Many months of anticipation still separate racing fans from the annual Breeder’s Cup. This week’s news only serves to excite those fans, not to mention participants, even more
The Breeders’ Cup will increase the purses for three of its races, beginning with the 2020 events at Keeneland. The collective $4 million increase to the Classic, Turf, and Dirt Mile races brings the total dollar amount to be awarded over two days to $35 million.
In addition, organizers decided to adopt six recommendations from Dr. Larry Bramlage to ensure the safety of the horses and jockeys. Further, tracks that want to host Breeders’ Cup “Win and You’re In” qualifying races must be a member of the Thoroughbred Safety Coalition or adopt its 19 safety and integrity reforms.
Millions and Millions and Millions
At the recent Breeders’ Cup Board of Directors meeting, its members made some significant decisions.
The news garnering the most attention is the money, the $4 million increases in purses. The new purse totals will be in place for this year’s races at Keeneland Race Course in Kentucky, which are scheduled for November 6-7.
The largest increase is allocated to the Longines Breeders’ Cup Turf. Its $2 million addition brings the total purse to $6 million. The $1 million added to the Longines Breeders’ Cup Classic ups that purse to $7 million. And an extra $1 million in the Big Ass Fans Breeders’ Cup Dirt Mile race doubles that purse to set it at $2 million.
Not only is the money significant, so is the prestige. The Turf is now tied for the richest Group 1 turf race in the world, and the Dirt Mile is now the richest of its kind in the world. And of course, the Classic keeps its place as the richest race in North America and third richest in the world.
Breeders’ Cup President and CEO Drew Fleming noted that the increases will keep the races “competitive on the international stage.”
Another tidbit of news got lost in some of the mainstream news coverage but is important for all participants. Purse payouts will now pay out to the 10th position in each race. The previous payouts stopped at the eighth position.
Fleming said that decision to pay to 10th place in all of the races is a “tribute to the loyal participation of our owners and trainers who support the World Championships each year.”
New Safety Standards
Few will forget the end of the 2019 Breeders’ Cup Classic, as four-year-old Mongolian Groom suffered a broken leg. On the track, in front of 67,811 fans and televised live on NBC, the horse was unable to finish the race. Within moments of seeing the gelding holding his leg up in pain, track workers tended to the horse as others held up green curtains to shield the audience. Mongolian Groom was ultimately euthanized.

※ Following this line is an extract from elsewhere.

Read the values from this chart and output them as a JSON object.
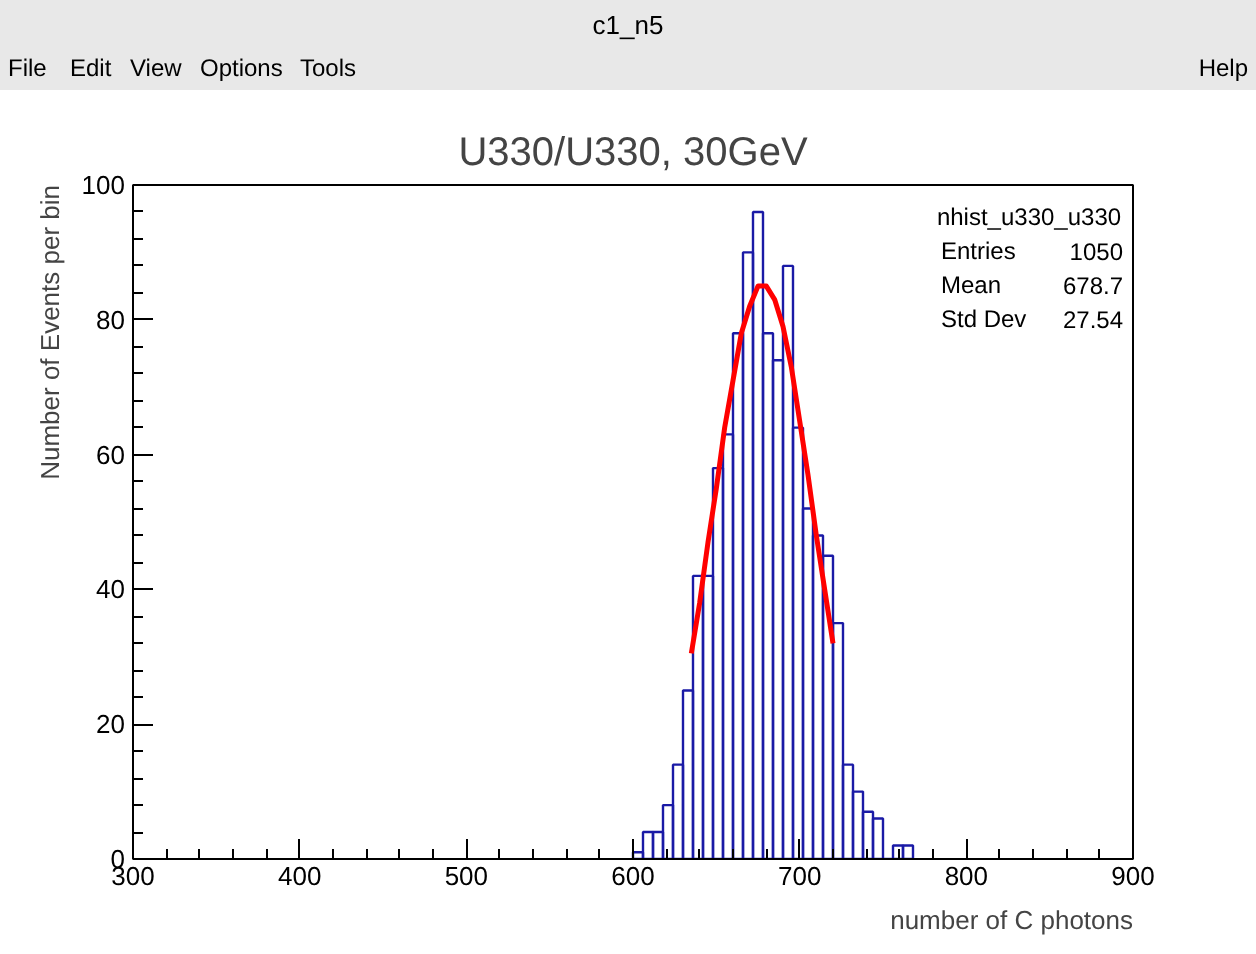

Dr. Bramlage conducted an extensive evaluation of the injury and released a report in mid-January 2020. The evaluation concluded with six suggested process improvements that he believed would refine safety protocols and further ensure the safety of horses in future events.
The Breeders’ Cup Board did choose to adopt all six of those recommendations, which are.
- Pre-identify horses with historic indications of concerns before arrival, scrutinize to assess if there are reasons for concern, all veterinarians on inspection teams should be aware and observe said horses at every opportunity.
- Concentrate responsibilities for individual horse examinations by pairing veterinarians for suitability checks and recommendations, both on-track and off-track.
- Improve quality of on-track observations, designate observation areas for trotting under tack before regular exercises begin, observe each horse individually.
- Create barn area for veterinary observations for horses on “extra scrutiny” list, observe horses trotting in a circle.
- Make diagnostic imaging a regular part of pre-race exams for selected horses, set predetermined thresholds for deciding on radiographs, ultrasounds, and other scans.
- View all video footage of “extra scrutiny” competitors before Breeders’ Cup races for veterinarians to view all angles of trotting, appoint someone to review postings.
Further, any facility that will host a Breeders’ Cup “Win and You’re In” Challenge race going forward must be a member of the recently-formed Thoroughbred Safety Coalition. Those who do not join will have to adopt the organization’s 19 safety and integrity reforms.
Fleming said the increased safety measures will “strengthen its longstanding commitment to instituting the highest standards in the overall conduct of our racing programs.”